I want to detect a missing space following a punctuation and an extra space before punctuation. I attempted to use a regex to match [A-Za-z0-9][?.,:!][A-Z]
and [A-Za-z0-9]\s+[?.,:!]
, but both of these return None
when applied to the string Something is in the air tonight.Or is it ?
.
import re
mystring = "Something is in the air tonight.Or is it ?"
missing_space_regex = re.compile('[A-Za-z0-9][?.,:!][A-Z]')
print(missing_space_regex.match(mystring))
extra_space_regex = re.compile('[A-Za-z0-9]\s+[?.,:!]')

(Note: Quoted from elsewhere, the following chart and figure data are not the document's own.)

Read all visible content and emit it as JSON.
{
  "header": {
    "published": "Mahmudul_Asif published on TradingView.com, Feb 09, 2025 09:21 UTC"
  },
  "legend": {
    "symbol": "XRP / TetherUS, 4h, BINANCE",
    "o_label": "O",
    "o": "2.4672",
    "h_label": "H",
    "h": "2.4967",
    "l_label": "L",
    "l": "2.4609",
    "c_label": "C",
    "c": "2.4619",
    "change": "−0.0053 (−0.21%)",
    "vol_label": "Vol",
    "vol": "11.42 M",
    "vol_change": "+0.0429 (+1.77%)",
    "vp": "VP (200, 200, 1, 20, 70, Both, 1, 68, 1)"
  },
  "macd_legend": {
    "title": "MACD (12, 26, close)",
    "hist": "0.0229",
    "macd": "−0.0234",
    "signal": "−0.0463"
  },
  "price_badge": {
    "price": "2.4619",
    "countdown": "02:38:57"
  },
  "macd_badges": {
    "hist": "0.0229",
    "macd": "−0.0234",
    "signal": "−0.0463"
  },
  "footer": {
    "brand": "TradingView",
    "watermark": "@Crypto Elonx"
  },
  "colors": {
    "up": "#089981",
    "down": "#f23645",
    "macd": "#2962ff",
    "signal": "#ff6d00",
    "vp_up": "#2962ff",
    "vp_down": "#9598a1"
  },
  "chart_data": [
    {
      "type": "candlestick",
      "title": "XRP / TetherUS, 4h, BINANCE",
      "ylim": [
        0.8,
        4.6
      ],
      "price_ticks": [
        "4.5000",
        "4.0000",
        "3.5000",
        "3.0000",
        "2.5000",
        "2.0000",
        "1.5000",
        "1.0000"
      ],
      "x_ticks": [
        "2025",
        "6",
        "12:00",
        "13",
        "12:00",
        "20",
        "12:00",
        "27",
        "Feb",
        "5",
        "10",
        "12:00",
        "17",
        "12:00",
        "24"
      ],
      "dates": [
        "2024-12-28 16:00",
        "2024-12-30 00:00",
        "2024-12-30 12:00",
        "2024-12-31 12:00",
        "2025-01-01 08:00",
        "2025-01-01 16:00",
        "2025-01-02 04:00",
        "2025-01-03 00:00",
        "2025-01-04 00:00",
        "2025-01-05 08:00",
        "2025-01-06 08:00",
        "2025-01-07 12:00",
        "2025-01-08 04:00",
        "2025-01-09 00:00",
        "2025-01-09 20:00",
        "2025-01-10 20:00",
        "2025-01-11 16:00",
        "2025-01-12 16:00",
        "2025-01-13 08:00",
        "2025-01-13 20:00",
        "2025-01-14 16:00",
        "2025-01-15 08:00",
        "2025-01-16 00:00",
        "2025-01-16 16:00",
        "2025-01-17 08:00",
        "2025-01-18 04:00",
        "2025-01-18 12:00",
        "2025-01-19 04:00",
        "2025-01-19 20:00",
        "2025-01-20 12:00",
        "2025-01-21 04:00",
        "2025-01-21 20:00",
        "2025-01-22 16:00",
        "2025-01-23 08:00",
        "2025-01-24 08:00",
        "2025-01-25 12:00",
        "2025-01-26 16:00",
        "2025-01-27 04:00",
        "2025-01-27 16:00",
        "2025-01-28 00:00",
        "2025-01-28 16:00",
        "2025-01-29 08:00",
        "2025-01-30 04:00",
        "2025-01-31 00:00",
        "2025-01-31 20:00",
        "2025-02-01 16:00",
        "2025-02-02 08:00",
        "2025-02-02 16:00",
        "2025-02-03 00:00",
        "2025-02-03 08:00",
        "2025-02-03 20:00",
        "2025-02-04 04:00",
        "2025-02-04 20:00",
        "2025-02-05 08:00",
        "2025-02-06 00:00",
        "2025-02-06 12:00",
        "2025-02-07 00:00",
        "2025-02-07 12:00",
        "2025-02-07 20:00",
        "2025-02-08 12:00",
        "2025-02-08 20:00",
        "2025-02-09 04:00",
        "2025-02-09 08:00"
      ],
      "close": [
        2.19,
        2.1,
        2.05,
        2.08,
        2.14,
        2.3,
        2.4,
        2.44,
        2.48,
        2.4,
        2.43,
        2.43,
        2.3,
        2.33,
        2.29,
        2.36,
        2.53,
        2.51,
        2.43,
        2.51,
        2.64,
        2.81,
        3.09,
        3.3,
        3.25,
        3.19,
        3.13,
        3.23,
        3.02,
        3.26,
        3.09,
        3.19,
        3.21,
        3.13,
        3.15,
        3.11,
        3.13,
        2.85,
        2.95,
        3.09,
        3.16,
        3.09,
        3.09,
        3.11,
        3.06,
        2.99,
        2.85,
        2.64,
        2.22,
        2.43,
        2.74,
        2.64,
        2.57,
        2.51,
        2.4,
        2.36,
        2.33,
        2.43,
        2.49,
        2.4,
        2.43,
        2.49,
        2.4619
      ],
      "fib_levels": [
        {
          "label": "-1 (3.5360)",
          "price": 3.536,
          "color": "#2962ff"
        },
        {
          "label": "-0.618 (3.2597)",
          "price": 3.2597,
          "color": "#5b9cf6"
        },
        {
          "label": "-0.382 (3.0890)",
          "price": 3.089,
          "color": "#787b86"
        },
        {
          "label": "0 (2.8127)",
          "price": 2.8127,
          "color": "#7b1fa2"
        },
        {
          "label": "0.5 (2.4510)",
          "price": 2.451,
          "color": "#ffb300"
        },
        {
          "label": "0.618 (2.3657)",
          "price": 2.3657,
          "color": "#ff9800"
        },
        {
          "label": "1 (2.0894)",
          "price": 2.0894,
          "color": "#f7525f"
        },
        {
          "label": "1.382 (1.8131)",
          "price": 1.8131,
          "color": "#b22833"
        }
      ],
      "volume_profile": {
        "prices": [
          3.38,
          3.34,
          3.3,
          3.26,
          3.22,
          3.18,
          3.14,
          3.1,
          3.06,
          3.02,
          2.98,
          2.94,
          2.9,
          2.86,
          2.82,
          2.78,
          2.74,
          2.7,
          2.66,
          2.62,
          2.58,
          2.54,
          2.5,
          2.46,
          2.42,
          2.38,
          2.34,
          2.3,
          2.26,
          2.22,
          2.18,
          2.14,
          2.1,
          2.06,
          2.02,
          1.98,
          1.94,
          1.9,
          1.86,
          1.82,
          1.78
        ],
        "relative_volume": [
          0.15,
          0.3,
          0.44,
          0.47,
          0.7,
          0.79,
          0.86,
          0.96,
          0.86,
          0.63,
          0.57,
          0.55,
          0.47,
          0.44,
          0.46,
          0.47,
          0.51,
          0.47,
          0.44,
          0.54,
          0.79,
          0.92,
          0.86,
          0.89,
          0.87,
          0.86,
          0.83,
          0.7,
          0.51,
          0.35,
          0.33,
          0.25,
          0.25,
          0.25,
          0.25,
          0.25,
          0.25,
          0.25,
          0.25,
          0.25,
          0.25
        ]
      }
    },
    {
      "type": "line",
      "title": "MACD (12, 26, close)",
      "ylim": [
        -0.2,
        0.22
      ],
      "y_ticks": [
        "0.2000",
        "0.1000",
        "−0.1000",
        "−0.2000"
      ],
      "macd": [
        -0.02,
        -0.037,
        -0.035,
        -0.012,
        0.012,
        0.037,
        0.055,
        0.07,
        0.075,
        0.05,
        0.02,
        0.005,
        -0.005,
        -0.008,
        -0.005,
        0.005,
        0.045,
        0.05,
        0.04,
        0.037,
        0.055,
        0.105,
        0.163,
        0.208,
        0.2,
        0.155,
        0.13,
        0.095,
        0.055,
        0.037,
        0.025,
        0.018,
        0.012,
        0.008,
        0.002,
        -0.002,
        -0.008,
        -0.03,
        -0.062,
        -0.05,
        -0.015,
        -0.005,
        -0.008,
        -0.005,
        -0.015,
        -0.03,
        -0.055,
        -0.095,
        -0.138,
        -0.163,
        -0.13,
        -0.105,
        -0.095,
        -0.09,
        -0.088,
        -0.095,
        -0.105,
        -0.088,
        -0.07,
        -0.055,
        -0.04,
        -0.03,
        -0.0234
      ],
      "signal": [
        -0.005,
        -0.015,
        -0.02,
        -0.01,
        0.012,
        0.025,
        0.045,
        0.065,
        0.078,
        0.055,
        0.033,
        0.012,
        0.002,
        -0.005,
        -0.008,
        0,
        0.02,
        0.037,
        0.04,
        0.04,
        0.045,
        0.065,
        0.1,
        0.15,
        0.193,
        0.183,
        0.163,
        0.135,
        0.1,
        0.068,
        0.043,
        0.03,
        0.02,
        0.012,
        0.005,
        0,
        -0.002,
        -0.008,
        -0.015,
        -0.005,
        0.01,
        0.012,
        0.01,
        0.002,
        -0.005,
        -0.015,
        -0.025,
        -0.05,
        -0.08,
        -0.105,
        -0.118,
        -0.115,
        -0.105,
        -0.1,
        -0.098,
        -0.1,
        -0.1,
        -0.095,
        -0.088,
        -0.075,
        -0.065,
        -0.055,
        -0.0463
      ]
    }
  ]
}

print(extra_space_regex.match(mystring))
I realize that the extra_space_regex
as above will not detect the case where the text begins with a punctuation, but I can handle that as a special case.
If you can use regex
instead of re
, you could take advantage of regex Unicode character classes, like \p{P}
for a punctuation character:
import regex
mystring = "Something is in the air tonight.Or is it ?"
missing_space_regex = regex.compile(r'.*?\p{P}\S')
print(missing_space_regex.match(mystring))
extra_space_regex = regex.compile(r'.*?\s\p{P}')
print(extra_space_regex.match(mystring))
Outputs:
<regex.Match object; span=(0, 33), match='Something is in the air tonight.O'>
<regex.Match object; span=(0, 42), match='Something is in the air tonight.Or is it ?'>
Or if you do want to use your chosen punctuation characters and re
:
punc = "?.,:!"
missing_space_re = re.compile(f".*?[{punc}]\S")
print(missing_space_re.match(mystring))
extra_space_re = re.compile(f'.*?\s[{punc}]')
print(extra_space_re.match(mystring))